According to recent studies, taking large doses of iron can reduce the body's resistance to bacterial infections. Therefore, treatment should be carried out under the supervision of a doctor.

Forecast and prevention of iron deficiency anemia

In most cases, iron deficiency anemia can be successfully corrected. However, if the cause is not addressed, iron deficiency may recur or progress. Iron deficiency anemia in infants and young children can cause delayed psychomotor and intellectual development.

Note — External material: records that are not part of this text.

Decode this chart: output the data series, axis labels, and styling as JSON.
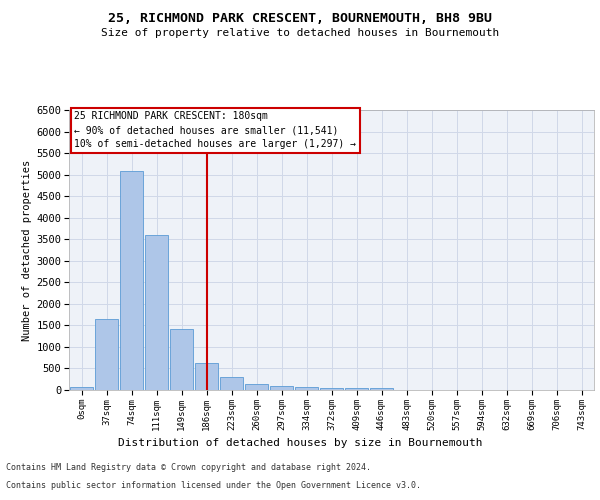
{
  "title": "25, RICHMOND PARK CRESCENT, BOURNEMOUTH, BH8 9BU",
  "subtitle": "Size of property relative to detached houses in Bournemouth",
  "xlabel": "Distribution of detached houses by size in Bournemouth",
  "ylabel": "Number of detached properties",
  "categories": [
    "0sqm",
    "37sqm",
    "74sqm",
    "111sqm",
    "149sqm",
    "186sqm",
    "223sqm",
    "260sqm",
    "297sqm",
    "334sqm",
    "372sqm",
    "409sqm",
    "446sqm",
    "483sqm",
    "520sqm",
    "557sqm",
    "594sqm",
    "632sqm",
    "669sqm",
    "706sqm",
    "743sqm"
  ],
  "bar_values": [
    75,
    1650,
    5075,
    3600,
    1425,
    625,
    300,
    150,
    100,
    75,
    50,
    50,
    50,
    0,
    0,
    0,
    0,
    0,
    0,
    0,
    0
  ],
  "bar_color": "#aec6e8",
  "bar_edge_color": "#5b9bd5",
  "red_line_index": 5,
  "red_line_color": "#cc0000",
  "ylim": [
    0,
    6500
  ],
  "yticks": [
    0,
    500,
    1000,
    1500,
    2000,
    2500,
    3000,
    3500,
    4000,
    4500,
    5000,
    5500,
    6000,
    6500
  ],
  "grid_color": "#d0d8e8",
  "annotation_title": "25 RICHMOND PARK CRESCENT: 180sqm",
  "annotation_line1": "← 90% of detached houses are smaller (11,541)",
  "annotation_line2": "10% of semi-detached houses are larger (1,297) →",
  "annotation_box_color": "#ffffff",
  "annotation_border_color": "#cc0000",
  "footer1": "Contains HM Land Registry data © Crown copyright and database right 2024.",
  "footer2": "Contains public sector information licensed under the Open Government Licence v3.0.",
  "background_color": "#eef2f8",
  "fig_background": "#ffffff"
}
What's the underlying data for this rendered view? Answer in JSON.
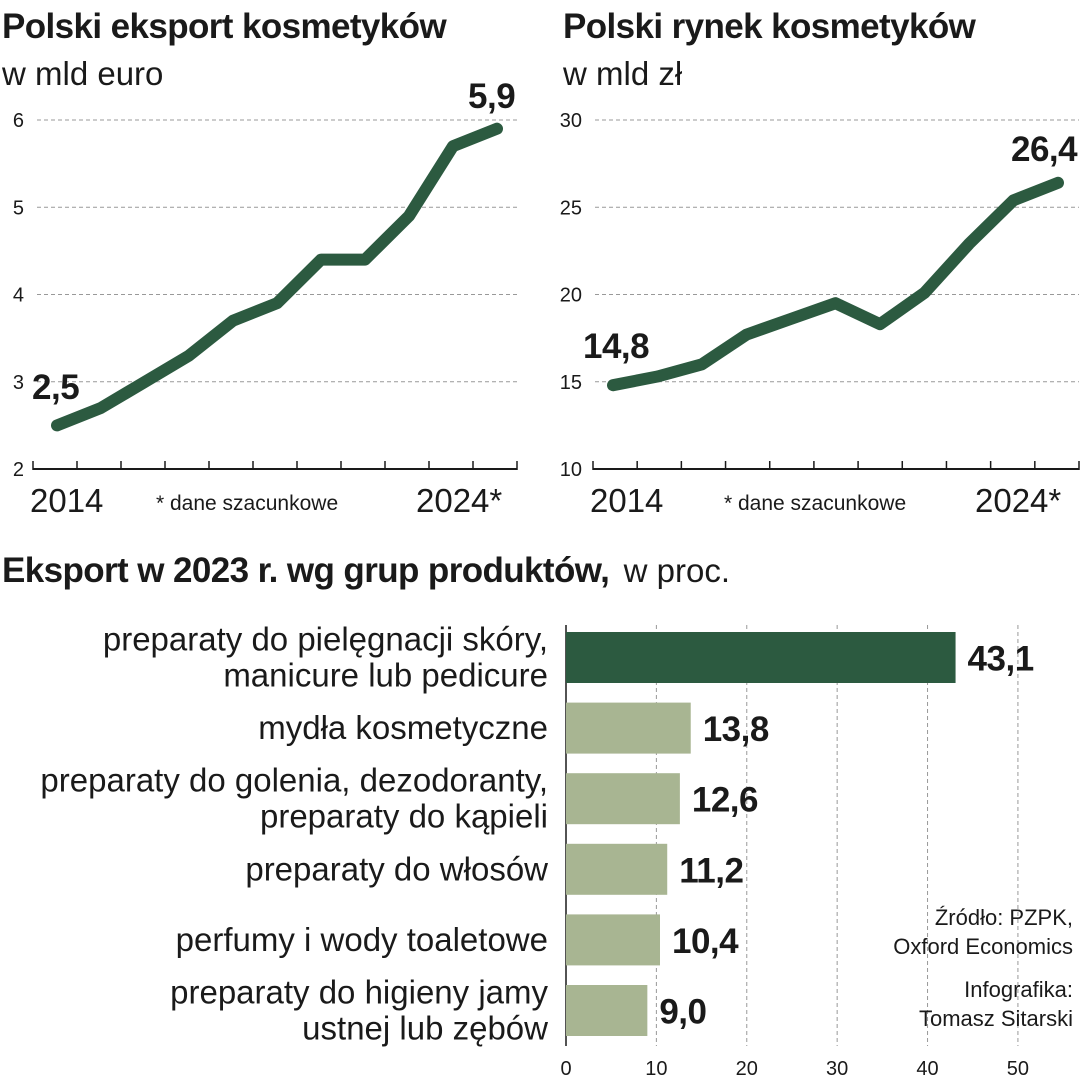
{
  "colors": {
    "dark_green": "#2c5a40",
    "light_green": "#a8b592",
    "grid": "#999999",
    "text": "#1a1a1a"
  },
  "chart_data": [
    {
      "type": "line",
      "title": "Polski eksport kosmetyków",
      "subtitle": "w mld euro",
      "x": [
        2014,
        2015,
        2016,
        2017,
        2018,
        2019,
        2020,
        2021,
        2022,
        2023,
        2024
      ],
      "values": [
        2.5,
        2.7,
        3.0,
        3.3,
        3.7,
        3.9,
        4.4,
        4.4,
        4.9,
        5.7,
        5.9
      ],
      "ylim": [
        2,
        6
      ],
      "yticks": [
        "2",
        "3",
        "4",
        "5",
        "6"
      ],
      "start_label": "2014",
      "end_label": "2024*",
      "note": "* dane szacunkowe",
      "first_value_label": "2,5",
      "last_value_label": "5,9"
    },
    {
      "type": "line",
      "title": "Polski rynek kosmetyków",
      "subtitle": "w mld zł",
      "x": [
        2014,
        2015,
        2016,
        2017,
        2018,
        2019,
        2020,
        2021,
        2022,
        2023,
        2024
      ],
      "values": [
        14.8,
        15.3,
        16.0,
        17.7,
        18.6,
        19.5,
        18.3,
        20.1,
        22.9,
        25.4,
        26.4
      ],
      "ylim": [
        10,
        30
      ],
      "yticks": [
        "10",
        "15",
        "20",
        "25",
        "30"
      ],
      "start_label": "2014",
      "end_label": "2024*",
      "note": "* dane szacunkowe",
      "first_value_label": "14,8",
      "last_value_label": "26,4"
    },
    {
      "type": "bar",
      "orientation": "horizontal",
      "title": "Eksport w 2023 r. wg grup produktów,",
      "title_suffix": "w proc.",
      "categories": [
        [
          "preparaty do pielęgnacji skóry,",
          "manicure lub pedicure"
        ],
        [
          "mydła kosmetyczne"
        ],
        [
          "preparaty do golenia, dezodoranty,",
          "preparaty do kąpieli"
        ],
        [
          "preparaty do włosów"
        ],
        [
          "perfumy i wody toaletowe"
        ],
        [
          "preparaty do higieny jamy",
          "ustnej lub zębów"
        ]
      ],
      "values": [
        43.1,
        13.8,
        12.6,
        11.2,
        10.4,
        9.0
      ],
      "value_labels": [
        "43,1",
        "13,8",
        "12,6",
        "11,2",
        "10,4",
        "9,0"
      ],
      "highlight_index": 0,
      "xlim": [
        0,
        52
      ],
      "xticks": [
        "0",
        "10",
        "20",
        "30",
        "40",
        "50"
      ]
    }
  ],
  "credits": {
    "source_lines": [
      "Źródło: PZPK,",
      "Oxford Economics"
    ],
    "author_lines": [
      "Infografika:",
      "Tomasz Sitarski"
    ]
  }
}
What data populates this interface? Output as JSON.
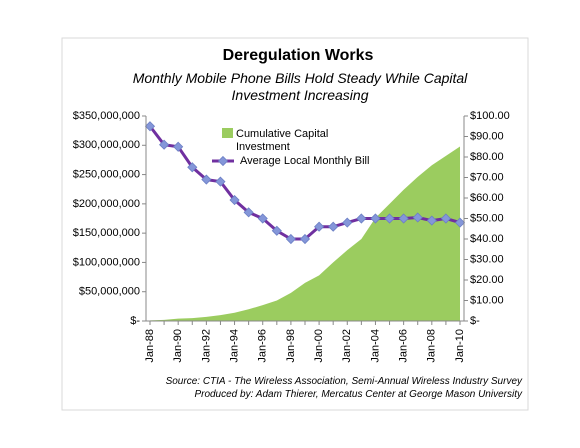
{
  "chart_data": {
    "type": "combo",
    "title": "Deregulation Works",
    "subtitle": "Monthly Mobile Phone Bills Hold Steady While Capital Investment Increasing",
    "annotations": [
      "Source: CTIA - The Wireless Association, Semi-Annual Wireless Industry Survey",
      "Produced by: Adam Thierer, Mercatus Center at George Mason University"
    ],
    "categories": [
      "Jan-88",
      null,
      "Jan-90",
      null,
      "Jan-92",
      null,
      "Jan-94",
      null,
      "Jan-96",
      null,
      "Jan-98",
      null,
      "Jan-00",
      null,
      "Jan-02",
      null,
      "Jan-04",
      null,
      "Jan-06",
      null,
      "Jan-08",
      null,
      "Jan-10"
    ],
    "series": [
      {
        "name": "Cumulative Capital Investment",
        "type": "area",
        "color": "#9bcc5f",
        "axis": "y",
        "values": [
          1000000,
          2000000,
          4000000,
          5000000,
          7000000,
          10000000,
          14000000,
          20000000,
          27000000,
          35000000,
          48000000,
          65000000,
          78000000,
          100000000,
          121000000,
          140000000,
          176000000,
          200000000,
          224000000,
          246000000,
          266000000,
          282000000,
          298000000
        ]
      },
      {
        "name": "Average Local Monthly Bill",
        "type": "line",
        "color": "#7030a0",
        "marker_color": "#8496d9",
        "axis": "y2",
        "values": [
          95,
          86,
          85,
          75,
          69,
          68,
          59,
          53,
          50,
          44,
          40,
          40,
          46,
          46,
          48,
          50,
          50,
          50,
          50,
          50.5,
          49,
          50,
          48
        ]
      }
    ],
    "ylim": [
      0,
      350000000
    ],
    "yticks": [
      {
        "value": 0,
        "label": "$-"
      },
      {
        "value": 50000000,
        "label": "$50,000,000"
      },
      {
        "value": 100000000,
        "label": "$100,000,000"
      },
      {
        "value": 150000000,
        "label": "$150,000,000"
      },
      {
        "value": 200000000,
        "label": "$200,000,000"
      },
      {
        "value": 250000000,
        "label": "$250,000,000"
      },
      {
        "value": 300000000,
        "label": "$300,000,000"
      },
      {
        "value": 350000000,
        "label": "$350,000,000"
      }
    ],
    "y2lim": [
      0,
      100
    ],
    "y2ticks": [
      {
        "value": 0,
        "label": "$-"
      },
      {
        "value": 10,
        "label": "$10.00"
      },
      {
        "value": 20,
        "label": "$20.00"
      },
      {
        "value": 30,
        "label": "$30.00"
      },
      {
        "value": 40,
        "label": "$40.00"
      },
      {
        "value": 50,
        "label": "$50.00"
      },
      {
        "value": 60,
        "label": "$60.00"
      },
      {
        "value": 70,
        "label": "$70.00"
      },
      {
        "value": 80,
        "label": "$80.00"
      },
      {
        "value": 90,
        "label": "$90.00"
      },
      {
        "value": 100,
        "label": "$100.00"
      }
    ],
    "grid": false
  }
}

In order to prevent iron deficiency anemia, annual monitoring of clinical blood test parameters, nutritious nutrition with sufficient iron content, and timely elimination of sources of blood loss in the body are necessary. Persons at risk may be advised to take prophylactic iron supplements.

Hidden anemia

Before iron deficiency anemia gives its first symptoms, it is in a hidden (latent) stage. During this period, the lack of iron is compensated by its reserves in the liver depot; this does not affect a person’s well-being in any way and the blood hemoglobin is within normal limits. Hidden anemia is most often discovered accidentally, after a blood test for ferritin. Many people remain in this stage of preanemia for years without knowing it.

An overt period of anemia occurs after iron stores have been completely depleted. Hemoglobin and the number of red blood cells in the blood decrease, and unpleasant symptoms appear.